Back to projects
Credit Risk Inference System
Jupyter Notebook

Credit Risk Inference System

End-to-end ML pipeline for predicting loan payback, featuring data prep, model training, MLflow tracking, FastAPI deployment, monitoring, and orchestration.

An end-to-end MLOps system for real-time credit risk classification, covering model training, experiment tracking, containerized deployment, and CI/CD automation on AWS.


What It Does

Predicts the probability that a borrower will default on a loan (binary classification).

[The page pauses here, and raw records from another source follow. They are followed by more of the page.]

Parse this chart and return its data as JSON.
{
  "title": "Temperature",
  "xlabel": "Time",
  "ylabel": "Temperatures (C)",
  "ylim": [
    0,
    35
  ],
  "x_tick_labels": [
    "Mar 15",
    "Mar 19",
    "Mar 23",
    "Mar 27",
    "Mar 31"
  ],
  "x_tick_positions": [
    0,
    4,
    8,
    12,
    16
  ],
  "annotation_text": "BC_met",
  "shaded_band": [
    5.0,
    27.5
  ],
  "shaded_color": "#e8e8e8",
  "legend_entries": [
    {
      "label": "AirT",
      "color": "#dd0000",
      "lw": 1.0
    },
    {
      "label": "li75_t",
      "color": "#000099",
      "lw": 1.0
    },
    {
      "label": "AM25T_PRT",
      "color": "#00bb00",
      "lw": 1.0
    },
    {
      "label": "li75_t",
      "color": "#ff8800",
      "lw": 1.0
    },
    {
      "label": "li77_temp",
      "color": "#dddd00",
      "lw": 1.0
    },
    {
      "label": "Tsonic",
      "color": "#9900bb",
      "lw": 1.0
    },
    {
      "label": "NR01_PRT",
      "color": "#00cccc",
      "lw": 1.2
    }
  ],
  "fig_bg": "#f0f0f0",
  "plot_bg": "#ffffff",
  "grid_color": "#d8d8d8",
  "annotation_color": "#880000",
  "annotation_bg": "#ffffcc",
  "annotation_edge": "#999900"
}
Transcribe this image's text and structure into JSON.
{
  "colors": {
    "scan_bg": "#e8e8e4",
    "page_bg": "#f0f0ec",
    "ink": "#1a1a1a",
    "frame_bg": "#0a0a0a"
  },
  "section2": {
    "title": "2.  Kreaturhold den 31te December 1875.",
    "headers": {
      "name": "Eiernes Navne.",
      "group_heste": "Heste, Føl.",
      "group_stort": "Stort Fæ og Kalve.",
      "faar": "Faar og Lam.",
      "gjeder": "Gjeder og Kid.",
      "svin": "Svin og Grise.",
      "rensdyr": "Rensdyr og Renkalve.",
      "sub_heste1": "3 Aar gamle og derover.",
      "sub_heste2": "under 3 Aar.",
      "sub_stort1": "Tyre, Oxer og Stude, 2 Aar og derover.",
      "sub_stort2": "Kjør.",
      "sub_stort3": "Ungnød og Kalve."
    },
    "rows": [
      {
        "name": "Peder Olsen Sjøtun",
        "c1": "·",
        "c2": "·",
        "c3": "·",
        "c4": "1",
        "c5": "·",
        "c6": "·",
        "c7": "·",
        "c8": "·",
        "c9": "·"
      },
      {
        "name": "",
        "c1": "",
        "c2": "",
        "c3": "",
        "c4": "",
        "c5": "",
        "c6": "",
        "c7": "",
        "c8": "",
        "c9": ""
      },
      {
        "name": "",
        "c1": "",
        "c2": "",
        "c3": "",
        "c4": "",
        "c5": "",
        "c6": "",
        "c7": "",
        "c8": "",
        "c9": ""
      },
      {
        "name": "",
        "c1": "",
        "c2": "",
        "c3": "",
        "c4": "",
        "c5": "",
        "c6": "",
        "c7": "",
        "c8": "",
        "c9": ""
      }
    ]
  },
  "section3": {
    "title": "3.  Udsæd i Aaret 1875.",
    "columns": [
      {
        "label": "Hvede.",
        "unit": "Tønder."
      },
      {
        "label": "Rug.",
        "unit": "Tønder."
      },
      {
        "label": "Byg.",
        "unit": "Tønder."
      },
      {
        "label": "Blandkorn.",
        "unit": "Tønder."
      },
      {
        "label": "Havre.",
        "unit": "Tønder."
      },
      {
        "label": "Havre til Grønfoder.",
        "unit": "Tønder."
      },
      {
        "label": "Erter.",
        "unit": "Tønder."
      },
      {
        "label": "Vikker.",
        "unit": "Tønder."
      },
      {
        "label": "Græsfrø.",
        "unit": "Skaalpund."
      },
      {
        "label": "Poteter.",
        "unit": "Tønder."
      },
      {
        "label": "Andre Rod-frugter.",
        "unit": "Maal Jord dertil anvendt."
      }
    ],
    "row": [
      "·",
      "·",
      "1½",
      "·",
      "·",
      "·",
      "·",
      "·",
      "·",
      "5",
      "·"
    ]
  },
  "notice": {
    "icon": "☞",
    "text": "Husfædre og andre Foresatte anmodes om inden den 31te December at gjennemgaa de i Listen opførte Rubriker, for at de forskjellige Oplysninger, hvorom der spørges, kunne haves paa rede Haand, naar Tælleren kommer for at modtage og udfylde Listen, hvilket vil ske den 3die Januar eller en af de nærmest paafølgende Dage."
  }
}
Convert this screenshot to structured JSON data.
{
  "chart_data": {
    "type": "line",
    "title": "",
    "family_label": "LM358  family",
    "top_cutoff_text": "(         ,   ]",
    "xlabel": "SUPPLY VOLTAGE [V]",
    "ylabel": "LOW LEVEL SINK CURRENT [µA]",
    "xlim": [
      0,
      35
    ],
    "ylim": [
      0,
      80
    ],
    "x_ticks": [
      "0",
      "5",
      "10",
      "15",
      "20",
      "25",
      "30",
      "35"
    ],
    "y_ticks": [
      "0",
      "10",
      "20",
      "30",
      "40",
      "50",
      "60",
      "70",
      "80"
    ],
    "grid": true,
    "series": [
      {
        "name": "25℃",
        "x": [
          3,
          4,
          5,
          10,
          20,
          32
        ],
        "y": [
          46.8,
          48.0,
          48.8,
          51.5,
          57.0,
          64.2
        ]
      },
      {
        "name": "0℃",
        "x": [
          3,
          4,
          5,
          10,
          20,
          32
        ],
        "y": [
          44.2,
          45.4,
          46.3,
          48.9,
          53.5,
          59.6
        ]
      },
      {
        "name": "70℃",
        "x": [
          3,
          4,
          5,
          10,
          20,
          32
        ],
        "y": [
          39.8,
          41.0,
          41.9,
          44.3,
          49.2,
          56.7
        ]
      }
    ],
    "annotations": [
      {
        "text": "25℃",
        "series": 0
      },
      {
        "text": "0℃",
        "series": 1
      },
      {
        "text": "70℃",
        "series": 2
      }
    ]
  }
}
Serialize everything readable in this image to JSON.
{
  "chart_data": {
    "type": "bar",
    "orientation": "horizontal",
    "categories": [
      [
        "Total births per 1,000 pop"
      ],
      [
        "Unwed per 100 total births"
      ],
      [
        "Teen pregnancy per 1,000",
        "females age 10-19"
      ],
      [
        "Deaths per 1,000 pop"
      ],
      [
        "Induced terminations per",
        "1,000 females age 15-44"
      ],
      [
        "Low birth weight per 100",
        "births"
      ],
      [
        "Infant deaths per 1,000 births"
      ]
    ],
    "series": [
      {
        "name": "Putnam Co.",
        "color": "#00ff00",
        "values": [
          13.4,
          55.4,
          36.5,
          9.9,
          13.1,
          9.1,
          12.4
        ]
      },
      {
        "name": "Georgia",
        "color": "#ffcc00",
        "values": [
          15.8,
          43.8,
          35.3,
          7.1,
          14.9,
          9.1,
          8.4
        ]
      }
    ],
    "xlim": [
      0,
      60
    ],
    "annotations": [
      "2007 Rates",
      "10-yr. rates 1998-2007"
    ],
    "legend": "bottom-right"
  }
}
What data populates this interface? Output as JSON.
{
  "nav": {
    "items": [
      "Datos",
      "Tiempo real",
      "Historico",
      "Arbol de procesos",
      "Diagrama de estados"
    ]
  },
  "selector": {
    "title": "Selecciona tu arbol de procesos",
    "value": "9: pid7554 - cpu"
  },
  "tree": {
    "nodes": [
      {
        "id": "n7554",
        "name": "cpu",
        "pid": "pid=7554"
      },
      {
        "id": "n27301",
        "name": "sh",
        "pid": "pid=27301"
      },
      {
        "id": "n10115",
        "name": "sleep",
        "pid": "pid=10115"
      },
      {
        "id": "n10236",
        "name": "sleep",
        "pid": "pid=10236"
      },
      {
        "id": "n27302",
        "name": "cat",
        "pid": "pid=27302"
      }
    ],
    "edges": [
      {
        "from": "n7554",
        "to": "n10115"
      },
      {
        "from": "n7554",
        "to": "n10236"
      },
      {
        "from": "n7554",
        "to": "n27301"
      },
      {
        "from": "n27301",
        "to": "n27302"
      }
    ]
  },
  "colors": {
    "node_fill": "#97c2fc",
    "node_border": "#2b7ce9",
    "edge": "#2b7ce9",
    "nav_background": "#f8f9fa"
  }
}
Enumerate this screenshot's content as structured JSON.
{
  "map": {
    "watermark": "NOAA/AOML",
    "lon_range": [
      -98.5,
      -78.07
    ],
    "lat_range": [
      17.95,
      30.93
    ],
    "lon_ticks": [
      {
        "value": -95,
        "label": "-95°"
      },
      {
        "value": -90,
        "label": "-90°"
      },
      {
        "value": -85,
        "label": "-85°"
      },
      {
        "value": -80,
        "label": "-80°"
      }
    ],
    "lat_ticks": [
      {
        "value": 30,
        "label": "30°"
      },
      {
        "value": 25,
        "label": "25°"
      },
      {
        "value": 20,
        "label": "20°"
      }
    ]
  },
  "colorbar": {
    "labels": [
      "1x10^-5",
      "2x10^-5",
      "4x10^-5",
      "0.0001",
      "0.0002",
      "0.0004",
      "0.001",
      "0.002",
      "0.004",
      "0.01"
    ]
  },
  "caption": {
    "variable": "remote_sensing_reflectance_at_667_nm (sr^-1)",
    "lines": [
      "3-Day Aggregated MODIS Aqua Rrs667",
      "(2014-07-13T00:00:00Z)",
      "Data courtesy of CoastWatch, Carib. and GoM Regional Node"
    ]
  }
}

The system is designed for production use, with sub-500ms inference, automated model promotion, and a full local development stack.


Architecture Overview

Training Pipeline → MLflow Registry → FastAPI Inference API → AWS EC2 (via ECR)
     │                    │                   │
  PyTorch NN          PostgreSQL           Docker
  11 features           + S3               + IAM

Stack: PyTorch · FastAPI · MLflow · PostgreSQL · MinIO · Docker · GitHub Actions · AWS (EC2, ECR, S3, IAM)

endpoint mlflow

Model

The model is a fully connected feedforward neural network built in PyTorch, trained on 11 engineered loan features for binary default classification. All experiments are tracked with MLflow, which stores run metadata in PostgreSQL and artifacts in S3. Promising runs are registered to the MLflow Model Registry and promoted to the Production stage, which the inference service uses to load the right model at startup.

Inference API

The inference layer is a FastAPI service that pulls the current Production model from the registry at boot and serves real-time predictions over REST. The service is containerized with Docker and deployed to AWS EC2 via ECR. Under load testing with wrk, p99 latency measured at 450ms.

CI/CD Pipeline

Deployments are automated with a GitHub Actions workflow (deploy.yaml). On every push, the runner authenticates with AWS, builds and pushes a fresh Docker image to ECR, then SSHes into the EC2 instance and hot-swaps the running container — no manual steps required.

Local Development

The full system runs locally via Docker Compose, spinning up Postgres, MinIO, MLflow, the training job, and the inference API together. Docker Compose is used instead of individual docker run commands because it handles passing AWS credentials into the containers and wiring up the connections to S3 and the Postgres metadata store.


Running Locally

Start the full stack:

docker compose up

Build and run just the inference API:

docker build -f api/inference.dockerfile -t inference .
docker run --env-file .env -p 8000:8000 -d inference

AWS Deployment

The EC2 instance runs with an IAM role scoped to least-privilege. The mlflow_s3_access custom policy restricts S3 access to the MLflow artifacts bucket only.

PolicyPurpose
AmazonEC2ContainerRegistryPullOnlyPull images from ECR
AmazonEC2ContainerRegistryReadOnlyRead ECR metadata
mlflow_s3_access (custom)s3:GetObject + s3:ListBucket on MLflow artifact bucket

Future Work

Planned improvements include canary/blue-green deployments for zero-downtime model updates, an Auto Scaling Group for horizontal scaling under load, and an Application Load Balancer in front of the EC2 fleet.